RATING: 8 /10 


Beartooth have made a name for themselves as the underdogs of post-hardcore. In the five years since their first official release, they’ve sat in the peripheral vision of the scene but, as time has gone on, have forced more and more people to sit up and take notice of their signature sound. They’re now at a point any other Ohio-based band trying to make it out of there town would dream of, and have given themselves a job to keep it up. Enter ‘Disease’, an album full of moments that feel unique, but are still familiar enough to cement once and for all who Beartooth are.

As the record opens, ‘Greatness or Death’ pulls your intrigue in for its intricate intro that leads with delicate acoustic guitars. It’s not long though – twenty seconds to be exact – before you are reminded that you are listening to a Beartooth album. For all the loud, eerie guitars that the song embraces, the themes of the album hit you right from song one. 
Of the many things Beartooth have become known for over the years, their discography stands out as a vessel to explore mental health. Now, albums focusing on mental health are, to their credit, appearing more and more frequently these days. But this just begs the question, what makes Disease stand out? Short answer, Caleb Shomo.

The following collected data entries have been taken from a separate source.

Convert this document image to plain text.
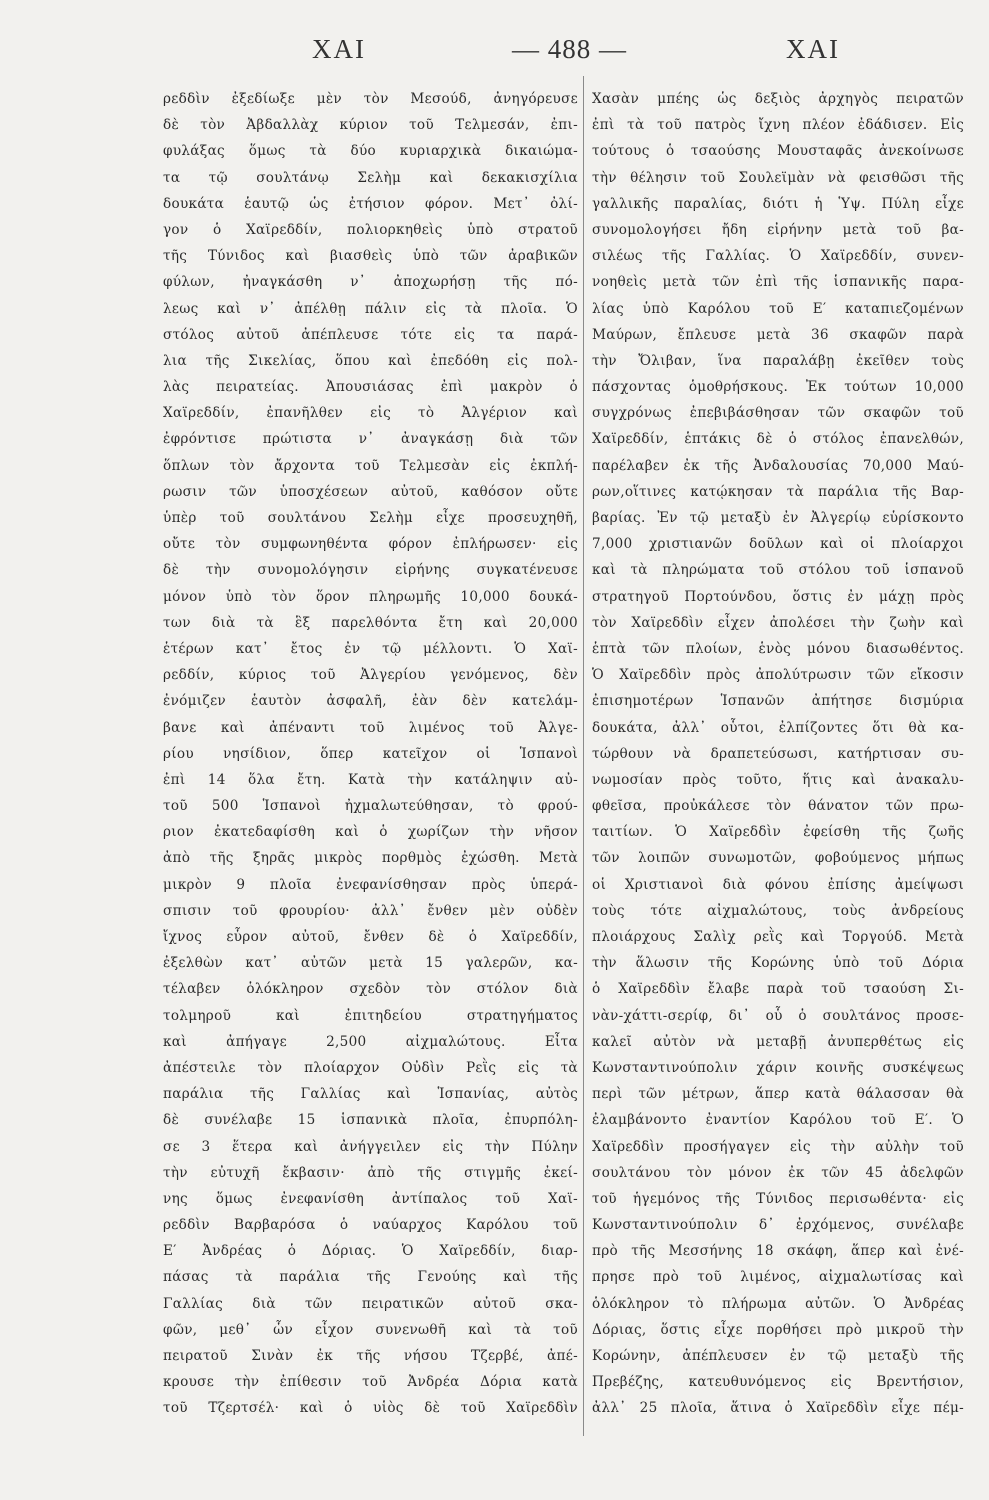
XAI	— 488 —	XAI
ρεδδὶν ἐξεδίωξε μὲν τὸν Μεσούδ, ἀνηγόρευσε
δὲ τὸν Ἀβδαλλὰχ κύριον τοῦ Τελμεσάν, ἐπι-
φυλάξας ὅμως τὰ δύο κυριαρχικὰ δικαιώμα-
τα τῷ σουλτάνῳ Σελὴμ καὶ δεκακισχίλια
δουκάτα ἑαυτῷ ὡς ἐτήσιον φόρον. Μετ᾽ ὀλί-
γον ὁ Χαϊρεδδίν, πολιορκηθεὶς ὑπὸ στρατοῦ
τῆς Τύνιδος καὶ βιασθεὶς ὑπὸ τῶν ἀραβικῶν
φύλων, ἠναγκάσθη ν᾽ ἀποχωρήσῃ τῆς πό-
λεως καὶ ν᾽ ἀπέλθῃ πάλιν εἰς τὰ πλοῖα. Ὁ
στόλος αὐτοῦ ἀπέπλευσε τότε εἰς τα παρά-
λια τῆς Σικελίας, ὅπου καὶ ἐπεδόθη εἰς πολ-
λὰς πειρατείας. Ἀπουσιάσας ἐπὶ μακρὸν ὁ
Χαϊρεδδίν, ἐπανῆλθεν εἰς τὸ Ἀλγέριον καὶ
ἐφρόντισε πρώτιστα ν᾽ ἀναγκάσῃ διὰ τῶν
ὅπλων τὸν ἄρχοντα τοῦ Τελμεσὰν εἰς ἐκπλή-
ρωσιν τῶν ὑποσχέσεων αὐτοῦ, καθόσον οὔτε
ὑπὲρ τοῦ σουλτάνου Σελὴμ εἶχε προσευχηθῆ,
οὔτε τὸν συμφωνηθέντα φόρον ἐπλήρωσεν· εἰς
δὲ τὴν συνομολόγησιν εἰρήνης συγκατένευσε
μόνον ὑπὸ τὸν ὅρον πληρωμῆς 10,000 δουκά-
των διὰ τὰ ἓξ παρελθόντα ἔτη καὶ 20,000
ἑτέρων κατ᾽ ἔτος ἐν τῷ μέλλοντι. Ὁ Χαϊ-
ρεδδίν, κύριος τοῦ Ἀλγερίου γενόμενος, δὲν
ἐνόμιζεν ἑαυτὸν ἀσφαλῆ, ἐὰν δὲν κατελάμ-
βανε καὶ ἀπέναντι τοῦ λιμένος τοῦ Ἀλγε-
ρίου νησίδιον, ὅπερ κατεῖχον οἱ Ἱσπανοὶ
ἐπὶ 14 ὅλα ἔτη. Κατὰ τὴν κατάληψιν αὐ-
τοῦ 500 Ἱσπανοὶ ἠχμαλωτεύθησαν, τὸ φρού-
ριον ἐκατεδαφίσθη καὶ ὁ χωρίζων τὴν νῆσον
ἀπὸ τῆς ξηρᾶς μικρὸς πορθμὸς ἐχώσθη. Μετὰ
μικρὸν 9 πλοῖα ἐνεφανίσθησαν πρὸς ὑπερά-
σπισιν τοῦ φρουρίου· ἀλλ᾽ ἔνθεν μὲν οὐδὲν
ἴχνος εὗρον αὐτοῦ, ἔνθεν δὲ ὁ Χαϊρεδδίν,
ἐξελθὼν κατ᾽ αὐτῶν μετὰ 15 γαλερῶν, κα-
τέλαβεν ὁλόκληρον σχεδὸν τὸν στόλον διὰ
τολμηροῦ καὶ ἐπιτηδείου στρατηγήματος
καὶ ἀπήγαγε 2,500 αἰχμαλώτους. Εἶτα
ἀπέστειλε τὸν πλοίαρχον Οὐδὶν Ρεῒς εἰς τὰ
παράλια τῆς Γαλλίας καὶ Ἱσπανίας, αὐτὸς
δὲ συνέλαβε 15 ἱσπανικὰ πλοῖα, ἐπυρπόλη-
σε 3 ἕτερα καὶ ἀνήγγειλεν εἰς τὴν Πύλην
τὴν εὐτυχῆ ἔκβασιν· ἀπὸ τῆς στιγμῆς ἐκεί-
νης ὅμως ἐνεφανίσθη ἀντίπαλος τοῦ Χαϊ-
ρεδδὶν Βαρβαρόσα ὁ ναύαρχος Καρόλου τοῦ
Ε′ Ἀνδρέας ὁ Δόριας. Ὁ Χαϊρεδδίν, διαρ-
πάσας τὰ παράλια τῆς Γενούης καὶ τῆς
Γαλλίας διὰ τῶν πειρατικῶν αὐτοῦ σκα-
φῶν, μεθ᾽ ὧν εἶχον συνενωθῆ καὶ τὰ τοῦ
πειρατοῦ Σινὰν ἐκ τῆς νήσου Τζερβέ, ἀπέ-
κρουσε τὴν ἐπίθεσιν τοῦ Ἀνδρέα Δόρια κατὰ
τοῦ Τζερτσέλ· καὶ ὁ υἱὸς δὲ τοῦ Χαϊρεδδὶν
Χασὰν μπέης ὡς δεξιὸς ἀρχηγὸς πειρατῶν
ἐπὶ τὰ τοῦ πατρὸς ἴχνη πλέον ἐδάδισεν. Εἰς
τούτους ὁ τσαούσης Μουσταφᾶς ἀνεκοίνωσε
τὴν θέλησιν τοῦ Σουλεϊμὰν νὰ φεισθῶσι τῆς
γαλλικῆς παραλίας, διότι ἡ Ὑψ. Πύλη εἶχε
συνομολογήσει ἤδη εἰρήνην μετὰ τοῦ βα-
σιλέως τῆς Γαλλίας. Ὁ Χαϊρεδδίν, συνεν-
νοηθεὶς μετὰ τῶν ἐπὶ τῆς ἱσπανικῆς παρα-
λίας ὑπὸ Καρόλου τοῦ Ε′ καταπιεζομένων
Μαύρων, ἔπλευσε μετὰ 36 σκαφῶν παρὰ
τὴν Ὄλιβαν, ἵνα παραλάβῃ ἐκεῖθεν τοὺς
πάσχοντας ὁμοθρήσκους. Ἐκ τούτων 10,000
συγχρόνως ἐπεβιβάσθησαν τῶν σκαφῶν τοῦ
Χαϊρεδδίν, ἑπτάκις δὲ ὁ στόλος ἐπανελθών,
παρέλαβεν ἐκ τῆς Ἀνδαλουσίας 70,000 Μαύ-
ρων,οἵτινες κατῴκησαν τὰ παράλια τῆς Βαρ-
βαρίας. Ἐν τῷ μεταξὺ ἐν Ἀλγερίῳ εὑρίσκοντο
7,000 χριστιανῶν δοῦλων καὶ οἱ πλοίαρχοι
καὶ τὰ πληρώματα τοῦ στόλου τοῦ ἱσπανοῦ
στρατηγοῦ Πορτούνδου, ὅστις ἐν μάχῃ πρὸς
τὸν Χαϊρεδδὶν εἶχεν ἀπολέσει τὴν ζωὴν καὶ
ἑπτὰ τῶν πλοίων, ἑνὸς μόνου διασωθέντος.
Ὁ Χαϊρεδδὶν πρὸς ἀπολύτρωσιν τῶν εἴκοσιν
ἐπισημοτέρων Ἱσπανῶν ἀπήτησε δισμύρια
δουκάτα, ἀλλ᾽ οὗτοι, ἐλπίζοντες ὅτι θὰ κα-
τώρθουν νὰ δραπετεύσωσι, κατήρτισαν συ-
νωμοσίαν πρὸς τοῦτο, ἥτις καὶ ἀνακαλυ-
φθεῖσα, προὐκάλεσε τὸν θάνατον τῶν πρω-
ταιτίων. Ὁ Χαϊρεδδὶν ἐφείσθη τῆς ζωῆς
τῶν λοιπῶν συνωμοτῶν, φοβούμενος μήπως
οἱ Χριστιανοὶ διὰ φόνου ἐπίσης ἀμείψωσι
τοὺς τότε αἰχμαλώτους, τοὺς ἀνδρείους
πλοιάρχους Σαλὶχ ρεῒς καὶ Τοργούδ. Μετὰ
τὴν ἅλωσιν τῆς Κορώνης ὑπὸ τοῦ Δόρια
ὁ Χαϊρεδδὶν ἔλαβε παρὰ τοῦ τσαούση Σι-
νὰν-χάττι-σερίφ, δι᾽ οὗ ὁ σουλτάνος προσε-
καλεῖ αὐτὸν νὰ μεταβῇ ἀνυπερθέτως εἰς
Κωνσταντινούπολιν χάριν κοινῆς συσκέψεως
περὶ τῶν μέτρων, ἅπερ κατὰ θάλασσαν θὰ
ἐλαμβάνοντο ἐναντίον Καρόλου τοῦ Ε′. Ὁ
Χαϊρεδδὶν προσήγαγεν εἰς τὴν αὐλὴν τοῦ
σουλτάνου τὸν μόνον ἐκ τῶν 45 ἀδελφῶν
τοῦ ἡγεμόνος τῆς Τύνιδος περισωθέντα· εἰς
Κωνσταντινούπολιν δ᾽ ἐρχόμενος, συνέλαβε
πρὸ τῆς Μεσσήνης 18 σκάφη, ἅπερ καὶ ἐνέ-
πρησε πρὸ τοῦ λιμένος, αἰχμαλωτίσας καὶ
ὁλόκληρον τὸ πλήρωμα αὐτῶν. Ὁ Ἀνδρέας
Δόριας, ὅστις εἶχε πορθήσει πρὸ μικροῦ τὴν
Κορώνην, ἀπέπλευσεν ἐν τῷ μεταξὺ τῆς
Πρεβέζης, κατευθυνόμενος εἰς Βρεντήσιον,
ἀλλ᾽ 25 πλοῖα, ἅτινα ὁ Χαϊρεδδὶν εἶχε πέμ-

“…full of moments that feel unique, but are still familiar enough to cement once and for all who Beartooth are…”

Take ‘Disease’ for example, the title track and one of two lead singles. The track pours out with such a level of honesty and old-school urgency that seems rare these days. The lyrics are full of potent rhetoric as Shomo asks questions that he genuinely doesn’t know the answer to. Couple that with layered vocals and “Oh-Oh-Oh”s all the way through, and they help drive home the impassioned lyrics. Caleb’s talents have always been the driving force of the band’s efforts, and that’s more true than ever here.

Aside from that, there are other commonalities you’ll find through the record. Alongside their, signature, almost formulaic songwriting lies a reliance on melodic tones. At least half the tracklisting comes off as anthemic, bordering on Arena Rock. Not to mention songs like Believe, which feels a bit more pop-rocky, with its “Whoa-Whoa”s and four chord progression. They’re not exactly compromising themselves, but there’s no denying there’s a new level of accessibility bleeding through on the album.

“…full on and tightly paced ….”

Those looking for something to fall into the heavier side of Beartooth’s discography will find solace in ‘Fire’. It’s pulsing beat and epic crescendos were clearly made for inciting circle pits. But if it’s familiarity you’re looking for, then Disease is an album that delivers that in spades, with riffs that have become a staple in Beartooth songwriting style showing up for songs like ‘Manipulation’ or ‘You Never Know’. Then there’s the lyrics that, while maybe being a little on the nose and uninspired, still manage to have the desired effect of hitting hard. One of the opening lines on ‘Bad Listener’ is “I’ll never get a real shot, I’ll be bangin’ my head till my brain rots”. Say what you will about it’s simplicity, that is a powerful lyric.

‘Disease’ is Beartooth’s third album in four years. So you’ll forgive them if some of these songs sound familiar. But make no mistake, the record is just as full on and tightly paced as any other Beartooth release. Its appeal is in the intricacy of its production and the personal lyrics that convey Shomo’s complex mind to all who will listen. But more than that, every song has a story to tell. Whether it’s self-doubt, or figuring yourself out or just the struggles of being human. Critics and comments alike will sound off saying that Beartooth haven’t really done anything new or evolved their sound on this album. But it almost doesn’t matter. This album undoubtedly solidifies Beartooth as a modern metal force to be reckoned with.